Wednesday, 28 December 2011

Tools of the trade: Part 1

We like free things. A great many of the tools we use every day in our work are free. Many of these fall into the category of technical utilities, and some of them require a fair measure of expertise to use. On the other hand, some are pretty straightforward. There are a few products that we recommend to businesses and home users alike which are offered for free initially, with the option to upgrade if you like the product and want to get more out of it.

One of our favourites is Dropbox, a utility which allows you to synchronise a folder on your computer with the cloud. There are a few similar free products available, but what we like about dropbox is the ease with which it can be used, as well as the flexibility it offers.

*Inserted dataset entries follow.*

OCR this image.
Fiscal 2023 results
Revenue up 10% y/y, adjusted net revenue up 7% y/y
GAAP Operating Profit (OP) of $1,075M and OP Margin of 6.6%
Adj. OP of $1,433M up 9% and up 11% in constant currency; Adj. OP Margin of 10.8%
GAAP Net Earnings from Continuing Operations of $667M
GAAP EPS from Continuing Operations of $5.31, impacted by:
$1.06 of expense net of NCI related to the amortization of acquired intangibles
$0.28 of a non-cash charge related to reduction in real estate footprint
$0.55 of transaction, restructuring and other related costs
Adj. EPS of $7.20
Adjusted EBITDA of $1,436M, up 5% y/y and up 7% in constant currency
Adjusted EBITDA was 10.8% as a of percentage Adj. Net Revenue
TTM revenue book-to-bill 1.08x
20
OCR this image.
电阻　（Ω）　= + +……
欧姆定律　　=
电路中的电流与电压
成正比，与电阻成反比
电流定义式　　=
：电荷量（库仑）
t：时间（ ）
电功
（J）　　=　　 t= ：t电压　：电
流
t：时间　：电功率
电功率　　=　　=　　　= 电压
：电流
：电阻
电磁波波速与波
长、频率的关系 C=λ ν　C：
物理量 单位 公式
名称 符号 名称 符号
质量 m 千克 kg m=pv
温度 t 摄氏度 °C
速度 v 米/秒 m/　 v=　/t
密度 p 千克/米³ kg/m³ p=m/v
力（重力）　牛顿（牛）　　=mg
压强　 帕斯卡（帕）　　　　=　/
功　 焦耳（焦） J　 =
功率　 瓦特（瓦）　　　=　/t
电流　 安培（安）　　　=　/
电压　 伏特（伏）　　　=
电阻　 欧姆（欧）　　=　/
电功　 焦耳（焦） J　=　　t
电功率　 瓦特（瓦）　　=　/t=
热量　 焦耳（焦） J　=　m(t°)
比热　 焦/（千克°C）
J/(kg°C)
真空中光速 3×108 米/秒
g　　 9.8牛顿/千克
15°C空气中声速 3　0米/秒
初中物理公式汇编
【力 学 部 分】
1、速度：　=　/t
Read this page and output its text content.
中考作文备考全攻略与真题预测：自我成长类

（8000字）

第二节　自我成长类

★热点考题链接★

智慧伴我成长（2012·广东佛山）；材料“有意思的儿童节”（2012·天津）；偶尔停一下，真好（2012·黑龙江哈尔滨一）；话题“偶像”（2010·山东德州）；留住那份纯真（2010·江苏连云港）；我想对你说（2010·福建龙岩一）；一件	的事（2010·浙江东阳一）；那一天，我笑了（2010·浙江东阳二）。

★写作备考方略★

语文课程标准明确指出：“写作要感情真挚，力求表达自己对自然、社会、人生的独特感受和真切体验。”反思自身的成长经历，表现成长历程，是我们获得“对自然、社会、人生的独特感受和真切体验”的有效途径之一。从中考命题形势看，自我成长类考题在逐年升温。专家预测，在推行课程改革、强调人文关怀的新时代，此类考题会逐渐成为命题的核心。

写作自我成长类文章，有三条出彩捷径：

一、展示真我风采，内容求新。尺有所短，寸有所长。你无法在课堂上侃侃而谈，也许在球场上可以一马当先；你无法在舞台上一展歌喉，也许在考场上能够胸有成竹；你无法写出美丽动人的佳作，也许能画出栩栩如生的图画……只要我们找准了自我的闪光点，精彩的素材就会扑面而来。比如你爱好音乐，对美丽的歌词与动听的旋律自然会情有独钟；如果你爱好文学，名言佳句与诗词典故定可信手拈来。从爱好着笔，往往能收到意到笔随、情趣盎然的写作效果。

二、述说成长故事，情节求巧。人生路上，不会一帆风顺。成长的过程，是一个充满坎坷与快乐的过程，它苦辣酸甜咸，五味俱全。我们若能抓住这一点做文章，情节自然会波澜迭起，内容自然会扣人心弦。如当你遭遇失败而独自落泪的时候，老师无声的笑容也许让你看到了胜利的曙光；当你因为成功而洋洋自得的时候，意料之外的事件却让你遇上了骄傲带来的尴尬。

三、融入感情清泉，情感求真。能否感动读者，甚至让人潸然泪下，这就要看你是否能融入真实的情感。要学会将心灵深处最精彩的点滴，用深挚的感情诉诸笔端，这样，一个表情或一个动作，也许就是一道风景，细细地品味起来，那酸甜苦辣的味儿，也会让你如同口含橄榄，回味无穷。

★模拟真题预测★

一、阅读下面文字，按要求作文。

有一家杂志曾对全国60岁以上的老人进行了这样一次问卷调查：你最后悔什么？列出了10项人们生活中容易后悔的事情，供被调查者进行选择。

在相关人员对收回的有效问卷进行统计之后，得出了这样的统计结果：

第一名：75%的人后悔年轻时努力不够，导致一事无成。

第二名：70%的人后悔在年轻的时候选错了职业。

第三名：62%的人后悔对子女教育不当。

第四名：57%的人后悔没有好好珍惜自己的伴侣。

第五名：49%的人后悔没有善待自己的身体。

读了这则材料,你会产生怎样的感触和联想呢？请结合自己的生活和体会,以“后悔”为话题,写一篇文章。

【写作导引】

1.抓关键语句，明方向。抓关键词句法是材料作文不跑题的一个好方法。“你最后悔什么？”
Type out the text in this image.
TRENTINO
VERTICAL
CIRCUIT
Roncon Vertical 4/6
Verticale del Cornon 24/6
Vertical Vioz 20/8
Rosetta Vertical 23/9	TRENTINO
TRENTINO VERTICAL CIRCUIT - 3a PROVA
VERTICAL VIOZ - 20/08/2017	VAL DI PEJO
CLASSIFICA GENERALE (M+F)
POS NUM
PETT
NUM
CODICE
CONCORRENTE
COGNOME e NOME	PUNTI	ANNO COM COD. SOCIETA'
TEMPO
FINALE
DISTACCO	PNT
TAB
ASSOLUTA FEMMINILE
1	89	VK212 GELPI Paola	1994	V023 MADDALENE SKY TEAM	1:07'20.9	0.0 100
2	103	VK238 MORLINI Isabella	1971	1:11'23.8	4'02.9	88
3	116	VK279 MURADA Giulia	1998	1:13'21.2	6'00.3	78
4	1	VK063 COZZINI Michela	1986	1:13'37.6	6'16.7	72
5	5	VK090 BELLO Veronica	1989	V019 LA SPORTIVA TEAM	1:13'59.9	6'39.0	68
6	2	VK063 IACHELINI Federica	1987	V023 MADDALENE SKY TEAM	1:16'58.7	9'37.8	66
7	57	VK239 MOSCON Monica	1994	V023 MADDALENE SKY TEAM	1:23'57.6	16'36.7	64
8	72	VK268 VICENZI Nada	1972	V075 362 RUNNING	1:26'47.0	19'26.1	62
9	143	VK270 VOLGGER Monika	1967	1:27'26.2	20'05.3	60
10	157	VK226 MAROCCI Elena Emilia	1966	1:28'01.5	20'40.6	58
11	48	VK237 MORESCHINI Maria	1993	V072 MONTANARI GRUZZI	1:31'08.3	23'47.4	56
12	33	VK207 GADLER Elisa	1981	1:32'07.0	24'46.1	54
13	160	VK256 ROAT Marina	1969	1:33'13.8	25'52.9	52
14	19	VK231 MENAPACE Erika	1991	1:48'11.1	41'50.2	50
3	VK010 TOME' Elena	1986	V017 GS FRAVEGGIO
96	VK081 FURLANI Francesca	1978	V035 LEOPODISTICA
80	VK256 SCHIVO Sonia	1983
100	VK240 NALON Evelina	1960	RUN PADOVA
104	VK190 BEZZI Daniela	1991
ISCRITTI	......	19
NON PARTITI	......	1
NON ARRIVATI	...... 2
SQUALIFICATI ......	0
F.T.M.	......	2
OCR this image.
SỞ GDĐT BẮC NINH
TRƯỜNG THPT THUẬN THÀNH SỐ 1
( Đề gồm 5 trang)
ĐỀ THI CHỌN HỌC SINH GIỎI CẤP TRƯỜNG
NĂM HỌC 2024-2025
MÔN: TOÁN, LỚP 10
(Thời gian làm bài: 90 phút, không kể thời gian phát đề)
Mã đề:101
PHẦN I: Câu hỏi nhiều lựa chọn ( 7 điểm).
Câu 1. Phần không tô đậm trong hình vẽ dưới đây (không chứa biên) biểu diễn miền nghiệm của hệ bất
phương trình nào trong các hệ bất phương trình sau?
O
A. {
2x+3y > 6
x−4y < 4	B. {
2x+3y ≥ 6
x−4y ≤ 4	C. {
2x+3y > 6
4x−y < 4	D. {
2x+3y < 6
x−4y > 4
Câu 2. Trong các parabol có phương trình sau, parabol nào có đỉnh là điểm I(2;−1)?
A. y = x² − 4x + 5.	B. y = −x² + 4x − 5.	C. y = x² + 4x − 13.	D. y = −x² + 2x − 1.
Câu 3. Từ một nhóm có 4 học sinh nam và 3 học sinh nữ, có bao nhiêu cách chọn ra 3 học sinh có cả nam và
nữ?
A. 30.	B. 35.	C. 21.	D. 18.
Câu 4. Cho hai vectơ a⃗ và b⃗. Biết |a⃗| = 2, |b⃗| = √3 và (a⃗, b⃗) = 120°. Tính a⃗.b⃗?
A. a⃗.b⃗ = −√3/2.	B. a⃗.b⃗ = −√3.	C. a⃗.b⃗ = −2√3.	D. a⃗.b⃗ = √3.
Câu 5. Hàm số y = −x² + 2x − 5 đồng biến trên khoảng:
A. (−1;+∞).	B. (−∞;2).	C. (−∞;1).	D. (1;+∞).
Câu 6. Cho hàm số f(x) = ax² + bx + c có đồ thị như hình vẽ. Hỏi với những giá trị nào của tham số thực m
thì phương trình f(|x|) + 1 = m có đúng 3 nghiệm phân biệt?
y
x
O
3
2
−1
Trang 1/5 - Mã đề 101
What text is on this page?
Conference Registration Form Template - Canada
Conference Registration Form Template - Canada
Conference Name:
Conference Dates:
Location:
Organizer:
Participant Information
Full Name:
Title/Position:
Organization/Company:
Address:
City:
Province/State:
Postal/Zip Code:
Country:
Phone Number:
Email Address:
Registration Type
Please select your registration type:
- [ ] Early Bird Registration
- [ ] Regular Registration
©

In the first place it’s a simple way of making sure you are backing up important data offsite. There’s another trick up its sleeve though – it allows you to connect to the same cloud storage from different devices, be they Macs, PCs, iPhones or Android devices. This means you can easily share data between your devices, and whenever you make changes to a file on one device these changes are pushed out to your other devices.

Businesses can use it to share information both internally and externally – you can quickly create new folders and then send colleagues a link to that folder which allows you to create a collaborative workspace with the minimum effort.

Once you start using it in anger you may well want to upgrade from the free account, which has a 2Gb limit, to a paid-for account – it costs $99 for a 50Gb account and $199 for 100 Gb. This certainly isn’t the cheapest storage option, but when you consider the alternative of running a dedicated file server (as well as the responsibility of backing this up) it represents excellent value.

For home users a great tip is to use your Dropbox as your My Documents folder. In Windows Vista or 7 this is easy to setup. Simply right click on your My Documents folder then select the Location tab, click on Move... and select your Dropbox folder. When you hit OK it’ll ask if you want to move all your files and folders to the new location; click Yes and you’re done. 

Note: first check the size of your My Documents folder as music and photos will quickly push you over the 2Gb free storage limit.